Kinerja mata uang garuda bakal terus bertenaga pada pekan ini. Analis menilai sejumlah sentimen positif dari dalam negeri dapat menguatkan nilai tukar rupiah.
Analis Senior CSA Research Institue Reza Priyambada memprediksi rupiah akan bergerak di kisaran 14.965-14.935. Meski begitu, peluang rupiah terus menguat ama besar walau kata Reza juga perlu diwaspadai menguatnya dollar AS seiring dengan telah dirilisnya data ketenagakerjaan AS.
"Dengan adanya kenaikan tersebut dimungkinkan juga akan menghambat peluang kenaikan rupiah," ujar Reza dalam risetnya, Senin (5/11).
Sementara itu, Direktur Avrist Asset Management Hanif Mantiq memprediksi rupiah akan relatif stabil per US$1 berada di level Rp15200-Rp 15.250. Pencapaian tersebut paling tidak hingga Desember 2018 sebelum The Fed kembali menaikan tingkat suku bunganya kembali.
"Dengan neraca perdagangan Indonesia yang sudah mulai surplus serta semakin melebarnya selisih antara yield treasury AS dan yield SUN kami melihat rupiah kemungkinan relatif stabil," ujar Hanif kepada Alinea.id.
Sekadar informasi, menutup perdagangan akhir pekan lalu rupiah dapat menguat terhadap dollar AS pada Jumat (4/11).
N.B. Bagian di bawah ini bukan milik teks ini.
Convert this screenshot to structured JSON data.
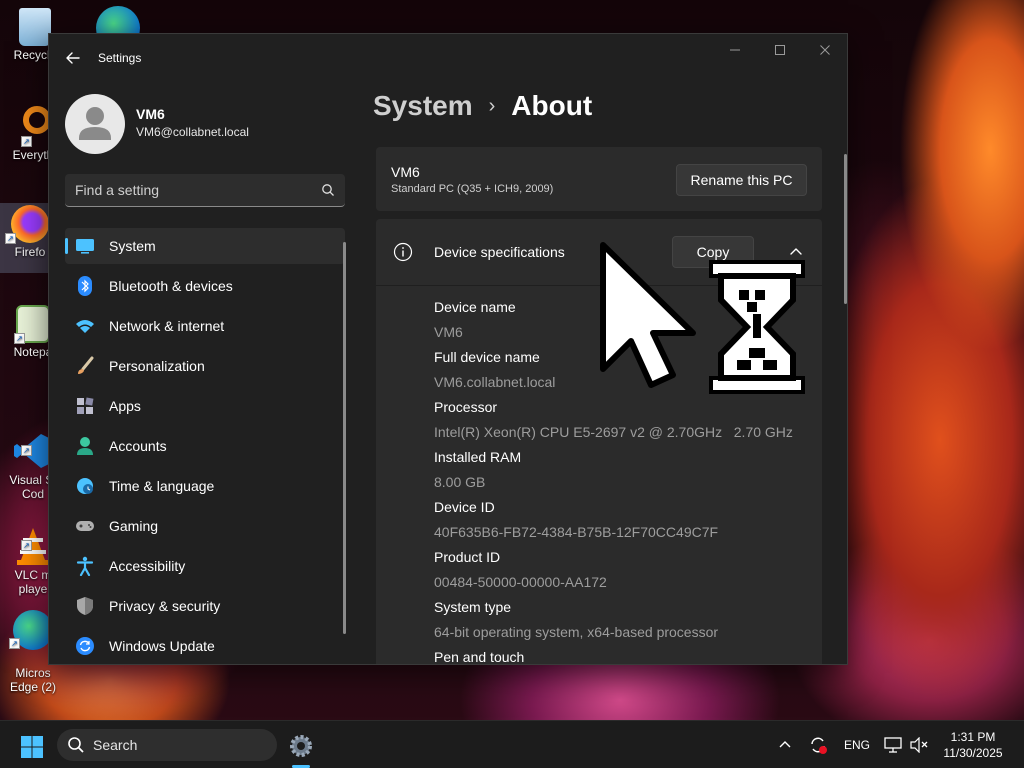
{
  "desktop": {
    "icons": [
      {
        "label": "Recycle",
        "icon": "recycle-bin-icon"
      },
      {
        "label": "Everyth",
        "icon": "everything-search-icon"
      },
      {
        "label": "Firefo",
        "icon": "firefox-icon"
      },
      {
        "label": "Notepa",
        "icon": "notepad-icon"
      },
      {
        "label": "Visual St\nCod",
        "icon": "vscode-icon"
      },
      {
        "label": "VLC m\nplaye",
        "icon": "vlc-icon"
      },
      {
        "label": "Micros\nEdge (2)",
        "icon": "edge-icon"
      }
    ]
  },
  "window": {
    "app_title": "Settings",
    "controls": [
      "minimize",
      "maximize",
      "close"
    ]
  },
  "profile": {
    "name": "VM6",
    "email": "VM6@collabnet.local"
  },
  "search": {
    "placeholder": "Find a setting"
  },
  "sidebar": {
    "items": [
      {
        "label": "System",
        "icon": "system-monitor-icon",
        "active": true,
        "color": "#4cc2ff"
      },
      {
        "label": "Bluetooth & devices",
        "icon": "bluetooth-icon",
        "active": false,
        "color": "#2b8cff"
      },
      {
        "label": "Network & internet",
        "icon": "wifi-icon",
        "active": false,
        "color": "#4cc2ff"
      },
      {
        "label": "Personalization",
        "icon": "paintbrush-icon",
        "active": false,
        "color": "#e8a060"
      },
      {
        "label": "Apps",
        "icon": "apps-icon",
        "active": false,
        "color": "#a0a0c0"
      },
      {
        "label": "Accounts",
        "icon": "person-icon",
        "active": false,
        "color": "#3cc8a0"
      },
      {
        "label": "Time & language",
        "icon": "globe-clock-icon",
        "active": false,
        "color": "#4cc2ff"
      },
      {
        "label": "Gaming",
        "icon": "gamepad-icon",
        "active": false,
        "color": "#b0b0b0"
      },
      {
        "label": "Accessibility",
        "icon": "accessibility-icon",
        "active": false,
        "color": "#4cc2ff"
      },
      {
        "label": "Privacy & security",
        "icon": "shield-icon",
        "active": false,
        "color": "#a0a0a0"
      },
      {
        "label": "Windows Update",
        "icon": "update-icon",
        "active": false,
        "color": "#2b8cff"
      }
    ]
  },
  "breadcrumb": {
    "parent": "System",
    "separator": "›",
    "current": "About"
  },
  "pc_card": {
    "name": "VM6",
    "model": "Standard PC (Q35 + ICH9, 2009)",
    "rename_label": "Rename this PC"
  },
  "specs": {
    "title": "Device specifications",
    "copy_label": "Copy",
    "rows": [
      {
        "label": "Device name",
        "value": "VM6"
      },
      {
        "label": "Full device name",
        "value": "VM6.collabnet.local"
      },
      {
        "label": "Processor",
        "value": "Intel(R) Xeon(R) CPU E5-2697 v2 @ 2.70GHz   2.70 GHz"
      },
      {
        "label": "Installed RAM",
        "value": "8.00 GB"
      },
      {
        "label": "Device ID",
        "value": "40F635B6-FB72-4384-B75B-12F70CC49C7F"
      },
      {
        "label": "Product ID",
        "value": "00484-50000-00000-AA172"
      },
      {
        "label": "System type",
        "value": "64-bit operating system, x64-based processor"
      },
      {
        "label": "Pen and touch",
        "value": ""
      }
    ]
  },
  "taskbar": {
    "search_label": "Search",
    "language": "ENG",
    "time": "1:31 PM",
    "date": "11/30/2025"
  },
  "colors": {
    "accent": "#4cc2ff",
    "window_bg": "#202020",
    "card_bg": "#2b2b2b"
  }
}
Rupiah menjadi mata uang dengan penguatan tertinggi di Asia Tenggara.
Pada Jumat, US$1 di pasar spot ditutup pada level Rp 14.950. Rupiah menguat signifikan 1,16% dibandingkan posisi penutupan perdagangan hari sebelumnya.
Setelah sebelumnya adanya rilis inflasi yang dianggap stabil memberikan sentimen positif pada rupiah, kali ini rupiah juga mendapat sentimen positif dari dalam negeri dimana Bank Indonesia (BI) menyampaikan pertumbuhan ekonomi Indonesia masih solid dan telah menyiapkan sejumlah antisipasi untuk menghadapi gejolak ekonomi global.
"BI meresponnya dengan memperkuat aturan kebijakan moneter, makro prudensial, dan sistem pembayaran," ujar Reza.
Kenaikan Rupiah ini terjadi di tengah merosotnya harga minyak setelah AS dinilai mencabut sanksi minyak Iran. Imbas lainnya, membuat nilai tukar dollar AS menguat. Selain itu, penguatan dollar AS juga didukung meningkatnya data ketenagakerjaan AS.
Sementara itu, Hanif meyebutkan faktor stabilitas rupiah merupakan hal yang sangat krusial mengingat porsi investor asing cukup besar di pasar modal Indonesia (kurang lebih 50%), hal itu tentunya secara langsung dapat mempengaruhi keinginan asing untuk masuk ke pasar modal Indonesia.
Stabilitas rupiah tak lepas dari peranan pemerintah dan stakeholder dalam mengelola ekonomi baik secara fiskal maupun moneter. Terlebih dalam kondisi pengetatan moneter dimana bank sentral dari berbagai negara mulai melakukan penyesuaian suku bunga setelah era suku bunga rendah di Amerika Serikat berakhir.
"Kunci dari stabilitas rupiah antara lain menekan impor dan menaikkan ekspor, untuk menguatkan nilai tukar. Berbagai kebijakan pemerintah dan Bank Indonesia sepertinya sudah mulai terasa pada aktivitas konsumsi maupun impor," jelas Hanif.
Kenaikan tingkat suku bunga BI sebesar 150 bps hingga bulan Oktober 2018 sepertinya mulai berdampak terhadap penurunan aktivitas konsumsi maupun impor yang menyebabkan perbaikan defisit neraca perdagangan Indonesia.
Perlambatan aktivitas konsumsi di dalam negeri diharapkan dapat membantu stabilnya rupiah dan mengurangi risiko depresiasi rupiah yang lebih dalam akibat defisit neraca perdagangan yang tak terkendali.
"Defisit neraca perdagangan diperkirakan akan semakin mengecil hingga akhir tahun seiring semakin efektifnya dampak kenaikan tarif impor barang konsumsi yang ditetapkan pemerintah," pungkasnya.